While I never had a working year where I maxed out my 401(k) contribution, I did ALWAYS make sure to contribute enough to receive the FULL company match. That company match is indeed FREE MONEY! Don’t leave that on the table! I also always bumped up my contribution percentage whenever I got a raise, since we were living just fine on our income before the raise. ;)

My now middle-aged (43 yo and 41 yo) sons have heard me say those two things so often, they will respond with, “Yes, you’ve told us” as soon as the subject comes up. LOL

I did not feel too bad about NOT maxing out my 401(k) because I was also contributing 3% to the company’s contributory pension – which turned into a very nice golden parachute (five year period certain payout) when I took early retirement at age 55 in 2013.The two combined (i.e., employer 401(k) + qualified pension rollover IRA contributions) made me a “tax deferred” millionaire 13 months post retirement.

Not looking forward to the time I hit RMD age … balances keep GROWING despite my best efforts to draw them down. (Although I just can NOT bring myself to fly first class. LOL)

Jim
Jim
1 month ago

Really enjoyed this timely article, Sam. Having started a small business 23 years ago, my first few years contributing to my retirement account were pretty thin as the demands of a new business and small kids at home stretched us. I’ve attempted to make up for this by maxing out Simple IRA contributions and also funding an after tax brokerage account with any additional funds each year. It’s fun to watch both balances grow and provide a little feeling of safety as my wife and I enter our 50s. Thanks for article.

Jim

Jamie
Jamie
1 month ago

Glad to see the level going up. It took me some time to be able to max out my 401k. But once I got to a steady enough salary that I could comfortably do that, I felt so grateful and excited to be able to do so. That’s when I really felt like my retirement savings was finally actually getting somewhere.

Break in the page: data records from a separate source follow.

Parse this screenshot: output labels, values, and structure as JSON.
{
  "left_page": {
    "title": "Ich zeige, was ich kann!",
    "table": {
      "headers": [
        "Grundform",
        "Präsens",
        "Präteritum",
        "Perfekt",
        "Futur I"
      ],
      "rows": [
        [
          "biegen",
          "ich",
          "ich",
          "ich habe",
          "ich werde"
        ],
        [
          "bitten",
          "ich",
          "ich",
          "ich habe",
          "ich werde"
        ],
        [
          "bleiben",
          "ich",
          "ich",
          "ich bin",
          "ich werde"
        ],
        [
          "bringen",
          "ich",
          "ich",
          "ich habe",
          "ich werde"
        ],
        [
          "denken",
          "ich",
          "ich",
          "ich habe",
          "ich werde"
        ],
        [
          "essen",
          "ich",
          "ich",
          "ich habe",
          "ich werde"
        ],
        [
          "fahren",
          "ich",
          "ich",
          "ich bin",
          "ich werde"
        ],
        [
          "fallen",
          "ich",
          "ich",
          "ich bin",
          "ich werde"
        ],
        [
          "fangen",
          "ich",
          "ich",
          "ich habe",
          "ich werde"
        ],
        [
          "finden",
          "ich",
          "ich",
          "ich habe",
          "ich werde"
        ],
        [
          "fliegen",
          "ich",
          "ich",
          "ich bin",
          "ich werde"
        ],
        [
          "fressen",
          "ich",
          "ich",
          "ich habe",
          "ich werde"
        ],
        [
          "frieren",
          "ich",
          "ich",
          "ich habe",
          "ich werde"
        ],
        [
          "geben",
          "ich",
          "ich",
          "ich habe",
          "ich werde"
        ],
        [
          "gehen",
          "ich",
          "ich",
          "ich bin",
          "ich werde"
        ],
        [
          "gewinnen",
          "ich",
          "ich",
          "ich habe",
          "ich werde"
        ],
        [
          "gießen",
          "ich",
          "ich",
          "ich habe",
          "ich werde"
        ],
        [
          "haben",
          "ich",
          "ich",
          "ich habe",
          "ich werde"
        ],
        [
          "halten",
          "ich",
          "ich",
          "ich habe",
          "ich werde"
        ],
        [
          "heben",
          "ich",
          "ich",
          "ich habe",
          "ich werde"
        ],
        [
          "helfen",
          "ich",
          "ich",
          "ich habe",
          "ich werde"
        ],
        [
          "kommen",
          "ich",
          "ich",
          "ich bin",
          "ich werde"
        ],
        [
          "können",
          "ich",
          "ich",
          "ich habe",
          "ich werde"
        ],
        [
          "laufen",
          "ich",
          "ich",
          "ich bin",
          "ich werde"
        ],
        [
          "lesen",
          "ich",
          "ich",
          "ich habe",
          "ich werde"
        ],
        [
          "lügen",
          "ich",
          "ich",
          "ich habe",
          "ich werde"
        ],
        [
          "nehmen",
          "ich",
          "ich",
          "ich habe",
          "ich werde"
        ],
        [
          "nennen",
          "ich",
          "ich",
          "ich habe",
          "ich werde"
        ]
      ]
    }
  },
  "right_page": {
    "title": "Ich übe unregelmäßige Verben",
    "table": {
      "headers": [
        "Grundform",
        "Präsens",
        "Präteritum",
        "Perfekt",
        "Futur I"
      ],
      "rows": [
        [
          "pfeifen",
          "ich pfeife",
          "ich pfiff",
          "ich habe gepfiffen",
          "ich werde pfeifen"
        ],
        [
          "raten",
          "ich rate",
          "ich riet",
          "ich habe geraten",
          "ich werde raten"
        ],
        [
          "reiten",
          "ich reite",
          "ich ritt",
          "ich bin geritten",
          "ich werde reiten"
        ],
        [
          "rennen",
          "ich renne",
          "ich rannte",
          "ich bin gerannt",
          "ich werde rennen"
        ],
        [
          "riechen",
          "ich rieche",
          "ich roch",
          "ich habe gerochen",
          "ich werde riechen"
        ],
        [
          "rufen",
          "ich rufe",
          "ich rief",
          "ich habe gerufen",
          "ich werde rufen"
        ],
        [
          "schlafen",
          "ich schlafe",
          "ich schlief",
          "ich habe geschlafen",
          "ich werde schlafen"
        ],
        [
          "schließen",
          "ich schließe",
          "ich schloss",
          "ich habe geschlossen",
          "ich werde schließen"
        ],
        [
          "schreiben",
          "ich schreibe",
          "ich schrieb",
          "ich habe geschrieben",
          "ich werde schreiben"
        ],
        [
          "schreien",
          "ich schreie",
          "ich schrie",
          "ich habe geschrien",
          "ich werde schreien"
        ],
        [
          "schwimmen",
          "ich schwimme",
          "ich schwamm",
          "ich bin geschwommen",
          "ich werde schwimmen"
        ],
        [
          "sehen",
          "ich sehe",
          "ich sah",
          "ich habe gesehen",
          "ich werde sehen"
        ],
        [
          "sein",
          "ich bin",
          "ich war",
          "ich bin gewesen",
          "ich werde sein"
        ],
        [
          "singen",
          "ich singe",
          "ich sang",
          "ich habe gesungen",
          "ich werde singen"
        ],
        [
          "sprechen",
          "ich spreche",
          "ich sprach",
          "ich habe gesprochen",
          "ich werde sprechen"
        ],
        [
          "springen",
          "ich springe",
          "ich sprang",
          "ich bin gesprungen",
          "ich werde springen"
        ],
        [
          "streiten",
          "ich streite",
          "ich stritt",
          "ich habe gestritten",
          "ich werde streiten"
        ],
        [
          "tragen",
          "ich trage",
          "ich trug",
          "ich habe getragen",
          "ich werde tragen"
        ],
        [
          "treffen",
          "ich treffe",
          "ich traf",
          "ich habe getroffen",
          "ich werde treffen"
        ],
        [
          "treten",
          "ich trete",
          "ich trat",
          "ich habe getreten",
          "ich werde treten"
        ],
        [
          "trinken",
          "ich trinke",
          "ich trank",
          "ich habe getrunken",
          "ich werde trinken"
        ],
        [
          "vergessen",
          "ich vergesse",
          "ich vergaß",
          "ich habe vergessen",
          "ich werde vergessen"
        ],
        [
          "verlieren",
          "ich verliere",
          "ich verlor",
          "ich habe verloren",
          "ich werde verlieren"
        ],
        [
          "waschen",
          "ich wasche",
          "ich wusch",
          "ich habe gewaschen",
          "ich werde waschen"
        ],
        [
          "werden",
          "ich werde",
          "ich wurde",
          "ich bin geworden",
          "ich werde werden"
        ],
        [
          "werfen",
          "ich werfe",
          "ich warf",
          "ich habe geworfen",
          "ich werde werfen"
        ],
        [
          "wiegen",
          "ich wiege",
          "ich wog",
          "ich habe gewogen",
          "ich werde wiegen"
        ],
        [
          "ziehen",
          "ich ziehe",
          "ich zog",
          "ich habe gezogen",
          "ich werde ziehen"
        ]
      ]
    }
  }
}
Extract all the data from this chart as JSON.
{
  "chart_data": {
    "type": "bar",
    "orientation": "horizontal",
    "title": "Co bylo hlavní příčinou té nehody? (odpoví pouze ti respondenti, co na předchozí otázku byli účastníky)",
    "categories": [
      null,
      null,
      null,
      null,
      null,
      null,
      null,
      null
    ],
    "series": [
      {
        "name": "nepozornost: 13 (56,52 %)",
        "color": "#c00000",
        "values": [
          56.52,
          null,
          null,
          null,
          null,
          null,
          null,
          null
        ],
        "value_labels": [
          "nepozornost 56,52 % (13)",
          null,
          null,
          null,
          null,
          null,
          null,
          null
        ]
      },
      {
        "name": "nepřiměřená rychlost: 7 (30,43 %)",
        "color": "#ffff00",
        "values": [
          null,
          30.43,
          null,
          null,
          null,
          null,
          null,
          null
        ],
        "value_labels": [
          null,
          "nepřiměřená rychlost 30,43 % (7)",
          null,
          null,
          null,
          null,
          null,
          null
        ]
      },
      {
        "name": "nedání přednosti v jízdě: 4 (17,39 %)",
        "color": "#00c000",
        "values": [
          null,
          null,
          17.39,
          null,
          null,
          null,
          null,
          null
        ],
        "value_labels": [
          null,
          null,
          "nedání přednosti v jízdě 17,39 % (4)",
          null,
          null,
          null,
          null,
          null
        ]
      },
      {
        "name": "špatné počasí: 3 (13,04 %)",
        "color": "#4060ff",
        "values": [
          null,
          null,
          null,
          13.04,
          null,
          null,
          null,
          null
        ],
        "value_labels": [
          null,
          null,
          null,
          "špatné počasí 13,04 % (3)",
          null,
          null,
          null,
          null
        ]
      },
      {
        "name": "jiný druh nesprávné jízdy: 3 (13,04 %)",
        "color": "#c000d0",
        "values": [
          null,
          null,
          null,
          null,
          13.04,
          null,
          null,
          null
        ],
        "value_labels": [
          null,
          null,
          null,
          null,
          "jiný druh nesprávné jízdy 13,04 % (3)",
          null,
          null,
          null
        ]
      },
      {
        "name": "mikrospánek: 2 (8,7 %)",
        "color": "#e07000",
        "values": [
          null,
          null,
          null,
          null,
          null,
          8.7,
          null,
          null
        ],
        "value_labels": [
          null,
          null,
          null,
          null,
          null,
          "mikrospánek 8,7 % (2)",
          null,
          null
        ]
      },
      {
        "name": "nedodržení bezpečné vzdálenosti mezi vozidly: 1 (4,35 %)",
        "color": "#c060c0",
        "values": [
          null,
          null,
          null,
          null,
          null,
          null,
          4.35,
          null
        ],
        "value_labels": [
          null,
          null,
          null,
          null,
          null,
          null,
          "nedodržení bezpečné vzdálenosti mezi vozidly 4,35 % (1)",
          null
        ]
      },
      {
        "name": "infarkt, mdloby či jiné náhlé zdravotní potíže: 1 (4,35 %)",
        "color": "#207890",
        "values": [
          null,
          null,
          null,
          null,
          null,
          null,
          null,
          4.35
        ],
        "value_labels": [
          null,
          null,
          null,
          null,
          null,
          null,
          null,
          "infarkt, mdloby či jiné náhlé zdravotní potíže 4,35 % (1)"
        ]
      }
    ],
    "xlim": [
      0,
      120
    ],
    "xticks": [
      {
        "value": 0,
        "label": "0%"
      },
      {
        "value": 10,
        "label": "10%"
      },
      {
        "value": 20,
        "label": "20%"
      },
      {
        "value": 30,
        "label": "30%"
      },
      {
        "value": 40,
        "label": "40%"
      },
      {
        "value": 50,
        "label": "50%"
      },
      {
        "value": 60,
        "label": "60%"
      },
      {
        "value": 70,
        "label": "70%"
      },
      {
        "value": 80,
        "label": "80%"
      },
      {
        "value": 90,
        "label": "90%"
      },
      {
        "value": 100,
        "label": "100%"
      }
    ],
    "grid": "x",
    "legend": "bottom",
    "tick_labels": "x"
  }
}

Looking back on my younger life and thinking about the upcoming generations, I understand why it’s so hard to think about retirement in your 20s and early 30s. At that age, we’re so focused on just getting our careers started and growing in a direction we actually want. I plan on hounding my kids to start their financial planning early once they’re adults. We’re doing a lot of prep work for them now, but I want them to be self-aware and responsible enough to take over their finances once they’re living by themselves.

Geoff
Geoff
1 month ago

Very important topic, especially for young folks. I’m in the fire service and will have a modest pension (which has no COLA) when i retire at 55, BUT our self funded 457 is really what will give us our quality in retirement. Because I’ll be 52 in 2026, I will qualify (for the next 3 years), for the “special catch up”. This is double the annual max so, $24,500 + $24,500 for a total of $49k, pretty powerful considering my plan is to not touch the 457 account until 65 for MAGI ACA purposes. I’m already preaching to the younger guys to fund that account as early and as much as possible. Thanks Sam for yet again a great topic!

AG
AG
1 month ago

I thought for 2026 there was a “Super Catch-Up” contribution of $11250 for those age 60-63 because of provisions in Secure Act 2.0.

Teo
Teo
1 month ago

Realy Sam, spending not Kids?

Nick G
Nick G
1 month ago

I’m 60 and still contribute to my 401k. I like the tax deduction. My lifestyle hasn’t been affected negatively. Seeing that 401k continue to grow ENHANCES my life. lol

The Alchemist
The Alchemist
1 month ago

“According to the most recent data from the Employee Benefit Research Institute’s analysis of Federal Reserve statistics, only about 1.8% of U.S. households have at least $2 million in retirement accounts, and fewer than 0.8% have $3 million or more. This suggests that the share with $2.5 million or more is somewhere between 0.8% and 1.8%, likely closer to 1%.”

Here to say, it CAN be done. Even for those who don’t fly at the lofty heights that Sam occupies. :)

KC
KC
1 month ago

Always appreciate your articles. Thank you.

Time to finish machining out my 2025 contributions!